Her lips twist, just a little. She nods and rises unsteadily.
"It's out in my car," you say. "Come on."
You lead her out the back way, to where you've parked, in the shadows. She stands beside the car, rubbing her upper arms like she's cold. You reach across and pop open the passenger door.
She hesitates a moment longer, then slides in beside you.
Chapter 29
In the hours between midnight and dawn, the world was still and without distractions, even of daylight itself. D' Anton sat in the darkened waiting room of his clinic, surrounded by the images of his women. It was something he did frequently. It soothed him – softened the hard sharp edge he lived on. His mind was usually a clear pool at these times, and his thinking was pure and undisturbed. He had trained himself since childhood not to need more than four or five hours of sleep per night. He had used this predawn time to form himself into a master surgeon – first, for study, then for practice, and ultimately, to envision the creations he would render. To see the potential beauty of a woman, and then to be able to render it – to wield the scalpel as it delicately parted the skin, to reshape precisely her living flesh, to take her down to the bone and bring her back transformed – this was a power to which nothing else compared.

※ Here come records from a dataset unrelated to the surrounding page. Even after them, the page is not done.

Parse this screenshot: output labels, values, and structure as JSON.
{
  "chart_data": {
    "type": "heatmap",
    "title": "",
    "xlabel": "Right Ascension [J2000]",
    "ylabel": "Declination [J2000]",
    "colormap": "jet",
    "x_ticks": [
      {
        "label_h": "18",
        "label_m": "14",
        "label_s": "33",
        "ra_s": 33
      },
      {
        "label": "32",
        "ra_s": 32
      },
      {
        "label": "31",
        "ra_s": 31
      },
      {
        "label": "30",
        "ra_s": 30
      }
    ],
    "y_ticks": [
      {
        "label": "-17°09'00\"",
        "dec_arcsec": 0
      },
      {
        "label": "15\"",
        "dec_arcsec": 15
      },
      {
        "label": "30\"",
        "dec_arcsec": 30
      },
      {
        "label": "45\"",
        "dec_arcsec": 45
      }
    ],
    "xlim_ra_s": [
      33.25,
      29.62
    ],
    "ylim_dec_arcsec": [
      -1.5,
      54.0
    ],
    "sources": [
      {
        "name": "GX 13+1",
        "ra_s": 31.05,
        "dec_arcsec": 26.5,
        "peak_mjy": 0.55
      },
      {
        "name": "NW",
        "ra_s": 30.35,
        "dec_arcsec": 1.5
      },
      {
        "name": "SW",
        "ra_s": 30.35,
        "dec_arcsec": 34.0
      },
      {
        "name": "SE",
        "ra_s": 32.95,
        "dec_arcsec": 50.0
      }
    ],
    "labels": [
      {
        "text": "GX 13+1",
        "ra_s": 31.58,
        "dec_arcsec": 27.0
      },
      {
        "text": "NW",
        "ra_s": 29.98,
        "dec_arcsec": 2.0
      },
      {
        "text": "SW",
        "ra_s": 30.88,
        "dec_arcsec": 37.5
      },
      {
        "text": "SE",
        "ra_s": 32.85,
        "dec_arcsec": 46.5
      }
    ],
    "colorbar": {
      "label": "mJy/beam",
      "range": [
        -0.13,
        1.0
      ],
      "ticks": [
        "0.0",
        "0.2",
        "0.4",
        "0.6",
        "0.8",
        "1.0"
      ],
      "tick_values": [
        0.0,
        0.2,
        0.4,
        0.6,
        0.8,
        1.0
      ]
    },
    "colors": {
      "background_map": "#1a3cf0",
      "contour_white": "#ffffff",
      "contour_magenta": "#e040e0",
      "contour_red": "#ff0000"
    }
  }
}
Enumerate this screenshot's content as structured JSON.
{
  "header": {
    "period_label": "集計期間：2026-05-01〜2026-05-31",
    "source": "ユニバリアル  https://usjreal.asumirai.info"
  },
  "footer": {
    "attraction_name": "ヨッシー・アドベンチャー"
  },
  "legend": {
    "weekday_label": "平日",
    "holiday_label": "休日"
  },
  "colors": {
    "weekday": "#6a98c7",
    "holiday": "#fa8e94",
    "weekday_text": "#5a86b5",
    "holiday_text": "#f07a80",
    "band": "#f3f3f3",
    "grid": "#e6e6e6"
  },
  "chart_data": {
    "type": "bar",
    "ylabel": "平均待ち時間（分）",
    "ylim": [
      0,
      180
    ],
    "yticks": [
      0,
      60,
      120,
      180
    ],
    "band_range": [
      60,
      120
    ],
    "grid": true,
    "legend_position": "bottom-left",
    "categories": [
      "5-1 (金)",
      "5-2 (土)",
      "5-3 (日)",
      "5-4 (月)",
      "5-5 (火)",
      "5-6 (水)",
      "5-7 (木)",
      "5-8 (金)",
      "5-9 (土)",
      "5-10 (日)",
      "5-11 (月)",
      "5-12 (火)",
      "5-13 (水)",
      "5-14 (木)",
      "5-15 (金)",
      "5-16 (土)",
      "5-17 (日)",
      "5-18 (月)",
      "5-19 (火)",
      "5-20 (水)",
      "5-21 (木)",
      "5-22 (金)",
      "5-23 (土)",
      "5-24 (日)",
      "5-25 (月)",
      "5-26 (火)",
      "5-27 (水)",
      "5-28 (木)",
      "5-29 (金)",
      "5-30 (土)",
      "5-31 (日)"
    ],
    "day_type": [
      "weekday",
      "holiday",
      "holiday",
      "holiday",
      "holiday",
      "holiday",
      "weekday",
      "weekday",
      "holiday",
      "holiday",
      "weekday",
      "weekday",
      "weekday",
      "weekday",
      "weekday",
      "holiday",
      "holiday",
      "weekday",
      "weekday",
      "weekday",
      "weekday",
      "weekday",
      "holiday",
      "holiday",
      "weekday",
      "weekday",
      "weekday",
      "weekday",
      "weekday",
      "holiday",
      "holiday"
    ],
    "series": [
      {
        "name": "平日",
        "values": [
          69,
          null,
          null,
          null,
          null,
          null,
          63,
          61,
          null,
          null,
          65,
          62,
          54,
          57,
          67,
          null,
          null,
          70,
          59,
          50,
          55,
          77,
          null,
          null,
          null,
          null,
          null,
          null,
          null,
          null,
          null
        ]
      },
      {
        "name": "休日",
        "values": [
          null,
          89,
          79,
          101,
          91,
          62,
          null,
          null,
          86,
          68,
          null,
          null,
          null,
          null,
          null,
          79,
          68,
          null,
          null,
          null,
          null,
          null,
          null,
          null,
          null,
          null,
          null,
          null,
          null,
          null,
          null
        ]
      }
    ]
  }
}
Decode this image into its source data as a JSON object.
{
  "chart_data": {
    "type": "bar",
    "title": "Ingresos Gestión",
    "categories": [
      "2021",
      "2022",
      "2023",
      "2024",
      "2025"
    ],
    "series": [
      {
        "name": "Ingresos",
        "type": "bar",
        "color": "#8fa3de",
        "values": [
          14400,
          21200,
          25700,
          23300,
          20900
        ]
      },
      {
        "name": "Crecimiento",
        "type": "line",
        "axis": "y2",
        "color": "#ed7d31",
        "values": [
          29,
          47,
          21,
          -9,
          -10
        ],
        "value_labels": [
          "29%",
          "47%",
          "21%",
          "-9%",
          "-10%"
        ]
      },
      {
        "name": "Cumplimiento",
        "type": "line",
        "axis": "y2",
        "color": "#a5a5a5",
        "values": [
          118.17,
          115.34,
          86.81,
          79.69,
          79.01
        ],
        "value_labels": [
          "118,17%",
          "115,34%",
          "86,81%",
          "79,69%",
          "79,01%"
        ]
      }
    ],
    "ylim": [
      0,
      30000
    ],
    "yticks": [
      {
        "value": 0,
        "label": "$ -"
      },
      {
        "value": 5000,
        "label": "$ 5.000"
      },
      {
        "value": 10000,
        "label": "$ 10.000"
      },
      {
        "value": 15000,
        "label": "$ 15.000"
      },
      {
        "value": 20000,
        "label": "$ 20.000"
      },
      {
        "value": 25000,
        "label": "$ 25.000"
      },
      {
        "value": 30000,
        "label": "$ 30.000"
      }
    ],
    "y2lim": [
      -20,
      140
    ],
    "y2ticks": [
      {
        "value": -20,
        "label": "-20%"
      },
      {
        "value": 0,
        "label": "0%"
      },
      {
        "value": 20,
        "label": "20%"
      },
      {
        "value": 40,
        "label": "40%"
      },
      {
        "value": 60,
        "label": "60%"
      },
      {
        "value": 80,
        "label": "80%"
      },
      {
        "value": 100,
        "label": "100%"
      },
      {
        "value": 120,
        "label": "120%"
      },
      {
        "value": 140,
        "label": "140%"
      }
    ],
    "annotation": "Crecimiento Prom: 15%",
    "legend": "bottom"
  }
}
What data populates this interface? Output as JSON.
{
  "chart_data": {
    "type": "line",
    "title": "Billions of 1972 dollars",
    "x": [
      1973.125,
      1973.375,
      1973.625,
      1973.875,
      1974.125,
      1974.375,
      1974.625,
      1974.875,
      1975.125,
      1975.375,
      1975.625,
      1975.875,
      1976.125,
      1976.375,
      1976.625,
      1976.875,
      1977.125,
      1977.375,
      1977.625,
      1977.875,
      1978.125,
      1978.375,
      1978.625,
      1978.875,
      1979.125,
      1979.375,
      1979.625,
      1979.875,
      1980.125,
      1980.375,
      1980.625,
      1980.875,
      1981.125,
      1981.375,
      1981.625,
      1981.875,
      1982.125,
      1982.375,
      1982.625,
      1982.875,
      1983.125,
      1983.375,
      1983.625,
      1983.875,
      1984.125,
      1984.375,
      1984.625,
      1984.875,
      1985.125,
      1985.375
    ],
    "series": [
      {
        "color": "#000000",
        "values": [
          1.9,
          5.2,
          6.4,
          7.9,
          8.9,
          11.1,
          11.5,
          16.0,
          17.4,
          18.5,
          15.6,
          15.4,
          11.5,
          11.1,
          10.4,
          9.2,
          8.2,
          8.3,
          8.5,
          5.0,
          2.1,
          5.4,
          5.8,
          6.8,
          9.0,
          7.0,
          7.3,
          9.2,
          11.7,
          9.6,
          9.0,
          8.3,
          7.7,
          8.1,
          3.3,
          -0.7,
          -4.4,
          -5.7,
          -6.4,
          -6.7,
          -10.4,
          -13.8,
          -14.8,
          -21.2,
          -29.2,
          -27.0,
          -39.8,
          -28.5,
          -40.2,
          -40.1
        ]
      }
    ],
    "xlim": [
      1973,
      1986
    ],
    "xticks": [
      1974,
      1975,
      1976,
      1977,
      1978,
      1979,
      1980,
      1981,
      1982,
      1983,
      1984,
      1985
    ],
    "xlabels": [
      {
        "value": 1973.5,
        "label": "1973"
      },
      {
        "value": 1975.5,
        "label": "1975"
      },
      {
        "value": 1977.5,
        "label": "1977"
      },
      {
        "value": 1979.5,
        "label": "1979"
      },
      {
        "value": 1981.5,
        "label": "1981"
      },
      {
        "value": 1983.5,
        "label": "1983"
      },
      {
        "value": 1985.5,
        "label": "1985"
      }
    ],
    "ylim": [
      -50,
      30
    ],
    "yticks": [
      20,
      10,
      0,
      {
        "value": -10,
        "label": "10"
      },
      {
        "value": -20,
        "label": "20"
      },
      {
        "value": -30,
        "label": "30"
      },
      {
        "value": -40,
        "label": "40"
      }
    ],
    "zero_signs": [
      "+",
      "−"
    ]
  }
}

But there was no soothing in it tonight. He had made an appearance at the party, put on a good face. He did not want the world to know what Eden's loss meant to him.
Even worse than that – the grotesque fear that he had managed to bury deep in his mind was coming to the surface.
And he was not alone. Monks had spoken the name, Roberta Massey. How in the hell had he found out about her!
A glow appeared on the room's far wall. It brightened, swung in an arc, then disappeared. He realized that it came from headlights shining through the curtains – a vehicle pulling into the clinic's parking lot. D'Anton looked at his watch. It was 12:43. No one had any business here. He got to his feet and went to a window.